I’m in a running slump. There, I said it. The first step to recovery is admitting you have a problem, right? I can’t identify exactly when or why I hit my current slump, but there’s no doubting I’m here and can’t find the magic. Maybe it started post-Rio Olympics or perhaps later following this year’s Boston Marathon, but there is no more denying that it’s here.
The slump should seem almost inevitable after these major events. In order to have any chance at success, I have to commit, believe and essentially define myself as a runner—heck, as a champion—for months on end. I wake up and invest each day and each moment as a professional runner trying to accomplish some goal that, when I dream big enough, is usually just beyond my grasp and recently only moving further away.
After investing so much and failing and falling and reeling, how could I not be in a slump? I’m slumping because I care and because I truly believed, and in the end, I’m always left asking, “What’s the point?” In true cliché runner fashion, I turned to inspirational and motivational quotes for some help.
“I’m not telling you to make the world better, because I don’t think progress is necessarily part of the package. I’m just telling you to live in it. Not just to endure it, not just to suffer it, not just to pass through it, but to live in it. To look at it. To try and get the picture. To live recklessly. To take chances. To make your own work and take pride in it. To seize the moment. And if you ask me why you should bother to do that, I could tell you that the graves a fine and private place, but none I think do embrace. Nor do they sing there, or write, or argue, or see the tidal bore on the Amazon, or touch their children. And that’s what there is to do and get it while you can and good luck at it.” – Joan Didion
In order to move forward, I need to look back and ask what made me sign up for this job in the first place. It’s the big question; Why do I run? The main reason has always been finding my personal limits—how good can I be? So now I’m left asking myself, have I reached them and maximized my personal potential? Or, is there more left in the tank?
It’s a tough question to wrestle with as father time is undefeated and there’s no denying that I am on the back half of my career. However, there’s been more inspiration and examples of runners pushing their boundaries and extending careers than ever before. In the beginning I always said, “Why can’t that be me?” So why should that change now? Why can’t I have longevity in my career? The wheels haven’t fallen off, and I believe I have more to give to the sport and can still dig deep and find some PR’s. It’s risky business because there is no guarantee, but I’m comfortable committing to challenging myself and competing against previous versions of my best self; me vs. me.

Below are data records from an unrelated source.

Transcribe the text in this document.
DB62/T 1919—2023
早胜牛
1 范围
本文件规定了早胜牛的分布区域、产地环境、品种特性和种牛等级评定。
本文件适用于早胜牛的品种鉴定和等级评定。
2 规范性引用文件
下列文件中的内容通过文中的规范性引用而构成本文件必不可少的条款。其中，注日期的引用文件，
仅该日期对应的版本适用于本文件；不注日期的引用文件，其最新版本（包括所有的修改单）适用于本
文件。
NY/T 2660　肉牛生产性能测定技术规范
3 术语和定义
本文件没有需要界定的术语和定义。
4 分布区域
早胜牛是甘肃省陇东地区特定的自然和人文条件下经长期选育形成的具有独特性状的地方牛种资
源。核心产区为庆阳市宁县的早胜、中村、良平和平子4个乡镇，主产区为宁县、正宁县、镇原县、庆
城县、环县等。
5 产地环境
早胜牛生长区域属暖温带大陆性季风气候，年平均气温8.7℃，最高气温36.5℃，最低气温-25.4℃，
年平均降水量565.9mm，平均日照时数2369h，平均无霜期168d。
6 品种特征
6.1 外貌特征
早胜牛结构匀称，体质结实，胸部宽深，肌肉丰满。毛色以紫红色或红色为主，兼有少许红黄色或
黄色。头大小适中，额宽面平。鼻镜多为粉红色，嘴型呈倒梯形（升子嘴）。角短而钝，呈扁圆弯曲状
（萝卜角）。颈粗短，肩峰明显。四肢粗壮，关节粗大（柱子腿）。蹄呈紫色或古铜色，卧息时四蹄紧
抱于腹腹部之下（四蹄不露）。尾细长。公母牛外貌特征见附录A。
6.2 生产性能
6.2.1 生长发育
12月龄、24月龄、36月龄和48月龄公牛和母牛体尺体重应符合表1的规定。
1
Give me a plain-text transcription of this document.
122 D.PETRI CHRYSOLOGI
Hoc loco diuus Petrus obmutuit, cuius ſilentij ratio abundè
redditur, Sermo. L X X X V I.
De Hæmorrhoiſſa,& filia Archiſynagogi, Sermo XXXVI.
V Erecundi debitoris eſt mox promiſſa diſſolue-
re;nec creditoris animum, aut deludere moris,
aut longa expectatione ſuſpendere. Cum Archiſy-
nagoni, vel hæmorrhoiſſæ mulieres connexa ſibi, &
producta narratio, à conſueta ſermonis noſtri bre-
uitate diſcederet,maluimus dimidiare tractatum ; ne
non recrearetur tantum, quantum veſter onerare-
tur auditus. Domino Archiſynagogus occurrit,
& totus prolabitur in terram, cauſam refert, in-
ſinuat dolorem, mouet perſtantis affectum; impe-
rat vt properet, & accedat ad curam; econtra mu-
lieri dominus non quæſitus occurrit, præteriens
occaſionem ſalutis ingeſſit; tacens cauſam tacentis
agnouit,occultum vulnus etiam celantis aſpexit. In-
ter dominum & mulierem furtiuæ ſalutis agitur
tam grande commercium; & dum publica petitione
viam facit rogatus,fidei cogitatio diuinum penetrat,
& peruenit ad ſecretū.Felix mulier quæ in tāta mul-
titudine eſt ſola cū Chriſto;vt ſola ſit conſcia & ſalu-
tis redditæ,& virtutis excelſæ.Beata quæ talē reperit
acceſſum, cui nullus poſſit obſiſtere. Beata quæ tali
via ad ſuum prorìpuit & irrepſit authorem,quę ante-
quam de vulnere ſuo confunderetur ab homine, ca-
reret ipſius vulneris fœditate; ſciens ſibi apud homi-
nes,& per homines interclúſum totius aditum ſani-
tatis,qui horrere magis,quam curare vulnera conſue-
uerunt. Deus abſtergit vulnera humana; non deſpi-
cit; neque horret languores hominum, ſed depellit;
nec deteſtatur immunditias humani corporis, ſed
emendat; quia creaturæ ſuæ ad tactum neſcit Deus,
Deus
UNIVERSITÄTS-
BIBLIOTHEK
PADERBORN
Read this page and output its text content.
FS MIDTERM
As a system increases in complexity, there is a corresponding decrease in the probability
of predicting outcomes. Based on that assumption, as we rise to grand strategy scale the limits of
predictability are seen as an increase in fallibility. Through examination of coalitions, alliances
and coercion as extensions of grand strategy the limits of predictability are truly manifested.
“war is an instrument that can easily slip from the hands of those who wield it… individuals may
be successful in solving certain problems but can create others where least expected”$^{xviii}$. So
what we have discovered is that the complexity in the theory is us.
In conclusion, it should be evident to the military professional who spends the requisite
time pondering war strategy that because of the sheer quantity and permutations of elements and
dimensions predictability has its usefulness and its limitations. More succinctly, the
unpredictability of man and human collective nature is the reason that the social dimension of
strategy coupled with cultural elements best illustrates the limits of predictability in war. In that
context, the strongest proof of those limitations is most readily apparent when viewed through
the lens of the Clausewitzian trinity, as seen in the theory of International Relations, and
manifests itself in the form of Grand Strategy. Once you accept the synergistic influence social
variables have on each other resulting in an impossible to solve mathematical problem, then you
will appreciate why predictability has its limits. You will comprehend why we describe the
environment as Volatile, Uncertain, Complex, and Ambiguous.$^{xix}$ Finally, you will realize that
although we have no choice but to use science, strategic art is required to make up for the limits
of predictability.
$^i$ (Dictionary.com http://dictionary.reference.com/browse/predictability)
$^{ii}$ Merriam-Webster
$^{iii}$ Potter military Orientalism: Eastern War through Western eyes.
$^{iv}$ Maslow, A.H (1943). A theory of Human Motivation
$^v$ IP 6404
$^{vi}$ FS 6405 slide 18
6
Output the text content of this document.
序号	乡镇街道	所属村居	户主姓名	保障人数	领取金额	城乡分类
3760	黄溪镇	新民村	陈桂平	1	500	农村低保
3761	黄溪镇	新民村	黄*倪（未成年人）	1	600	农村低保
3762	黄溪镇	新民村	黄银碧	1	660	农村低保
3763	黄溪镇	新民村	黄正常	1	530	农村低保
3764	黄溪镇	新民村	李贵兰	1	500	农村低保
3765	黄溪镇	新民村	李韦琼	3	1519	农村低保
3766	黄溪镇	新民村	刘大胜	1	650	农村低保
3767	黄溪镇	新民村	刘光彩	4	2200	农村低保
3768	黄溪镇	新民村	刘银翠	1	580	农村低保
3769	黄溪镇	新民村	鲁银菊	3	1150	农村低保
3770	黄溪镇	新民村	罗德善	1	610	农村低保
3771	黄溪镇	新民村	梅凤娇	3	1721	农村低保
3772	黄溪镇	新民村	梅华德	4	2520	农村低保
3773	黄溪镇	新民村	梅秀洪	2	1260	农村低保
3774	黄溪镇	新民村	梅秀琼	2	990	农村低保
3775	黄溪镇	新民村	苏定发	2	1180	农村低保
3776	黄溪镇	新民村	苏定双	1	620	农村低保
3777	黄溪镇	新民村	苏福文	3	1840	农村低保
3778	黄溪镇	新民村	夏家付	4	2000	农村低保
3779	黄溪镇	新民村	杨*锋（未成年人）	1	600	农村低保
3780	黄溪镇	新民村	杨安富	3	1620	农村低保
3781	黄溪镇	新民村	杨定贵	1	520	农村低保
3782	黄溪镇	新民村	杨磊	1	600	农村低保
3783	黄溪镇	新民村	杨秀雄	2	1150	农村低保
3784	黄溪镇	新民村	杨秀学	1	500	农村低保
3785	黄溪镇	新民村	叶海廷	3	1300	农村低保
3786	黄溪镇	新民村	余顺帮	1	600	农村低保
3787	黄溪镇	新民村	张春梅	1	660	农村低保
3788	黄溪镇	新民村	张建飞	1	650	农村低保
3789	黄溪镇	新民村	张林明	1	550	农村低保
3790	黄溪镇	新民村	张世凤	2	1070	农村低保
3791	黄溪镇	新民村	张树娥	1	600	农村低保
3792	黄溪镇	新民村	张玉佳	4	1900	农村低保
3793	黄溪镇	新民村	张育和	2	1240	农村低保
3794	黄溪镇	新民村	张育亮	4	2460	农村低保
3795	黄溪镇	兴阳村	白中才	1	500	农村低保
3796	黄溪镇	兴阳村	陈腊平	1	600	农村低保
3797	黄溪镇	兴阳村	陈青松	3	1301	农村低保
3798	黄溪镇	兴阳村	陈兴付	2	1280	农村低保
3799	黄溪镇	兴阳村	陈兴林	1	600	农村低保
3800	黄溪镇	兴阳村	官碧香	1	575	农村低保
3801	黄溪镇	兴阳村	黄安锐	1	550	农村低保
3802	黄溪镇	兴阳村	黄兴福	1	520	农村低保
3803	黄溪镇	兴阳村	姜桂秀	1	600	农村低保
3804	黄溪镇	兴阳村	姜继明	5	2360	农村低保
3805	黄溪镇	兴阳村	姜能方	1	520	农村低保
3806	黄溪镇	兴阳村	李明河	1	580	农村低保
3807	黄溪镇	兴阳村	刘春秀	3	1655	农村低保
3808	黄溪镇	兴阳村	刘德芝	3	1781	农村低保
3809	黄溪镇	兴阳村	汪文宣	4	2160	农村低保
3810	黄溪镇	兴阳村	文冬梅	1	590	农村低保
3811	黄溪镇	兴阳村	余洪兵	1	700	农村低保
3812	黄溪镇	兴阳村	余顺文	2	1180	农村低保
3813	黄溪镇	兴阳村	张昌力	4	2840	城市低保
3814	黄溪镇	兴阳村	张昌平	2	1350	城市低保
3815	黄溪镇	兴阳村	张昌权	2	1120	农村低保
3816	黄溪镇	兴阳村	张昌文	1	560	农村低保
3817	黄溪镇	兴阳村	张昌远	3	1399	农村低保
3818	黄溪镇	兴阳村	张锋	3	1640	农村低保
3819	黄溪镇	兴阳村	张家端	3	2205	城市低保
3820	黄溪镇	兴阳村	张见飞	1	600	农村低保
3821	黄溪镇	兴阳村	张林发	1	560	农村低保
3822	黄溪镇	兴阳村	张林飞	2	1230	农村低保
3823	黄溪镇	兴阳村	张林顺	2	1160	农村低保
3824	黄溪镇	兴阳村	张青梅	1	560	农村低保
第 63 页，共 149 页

Equally important to answering the big “Why do I run?” is the notion that I’ve always loved the art of running. This was never a job; it has always been about learning and working toward mastery of the craft.
I never signed up to be a professional runner thinking this was going to be my career someday. Or, that I’ll become “famous” or “recognized” because of my accomplishments or results. Running has always been about becoming a better version of myself. Personal growth has always been the main goal. Going places, quite literally, was always the perk. Running, putting one foot in front of the other, was my vehicle to see the world.
It started small, traveling on foot at the perfect pace and learning about the neighborhoods around my middle school or high school. I’ll always remember the first long run with a group where we explored the coastline around San Diego: Torrey Pines, past Cardiff, into San Elijo, and how we wanted to go just a touch longer that day because we had heard so much about Swami’s Beach, and oh if we could only dip our toes in the water there. It has evolved; I’ve run on an indoor track in Doha, Qatar. I pounded the cobblestone on the roads in Berlin. I gritted through 10,000 meters (25 laps on the outdoor track) in Yokohama, Japan, enduring a chilly 38-degree evening with torrential downpour—it was miserable, but boy was it memorable. Adventure and running go hand in hand for me. The sport may change, the business may change, I may change, but running will always be my favorite way to experience a new place.
In the midst of my slump I remind myself that there is still a sense of purpose. It has become even more personal than ever, but there is still more for me to see, still more to do, and I still have more to give. When I recently celebrated my 34th birthday with a small group of friends, we got to chatting about what was on our bucket lists and how we planned to keep checking things off. The oldest gentleman in the conversation interjected, “Bucket list!? Are you kidding me? At your age, you need to replace that B with an F. You have so much time. Get after it!” I loved it. Running will be the ticket, and that’s what I’ll do and get it while I can.
So, “rise and grind,” they’ll say. And to that, “rise and find,” I’ll say. Maybe there will be no magic found; maybe flirting with this madness is how I thrive, but no easy job could ever make me feel this way.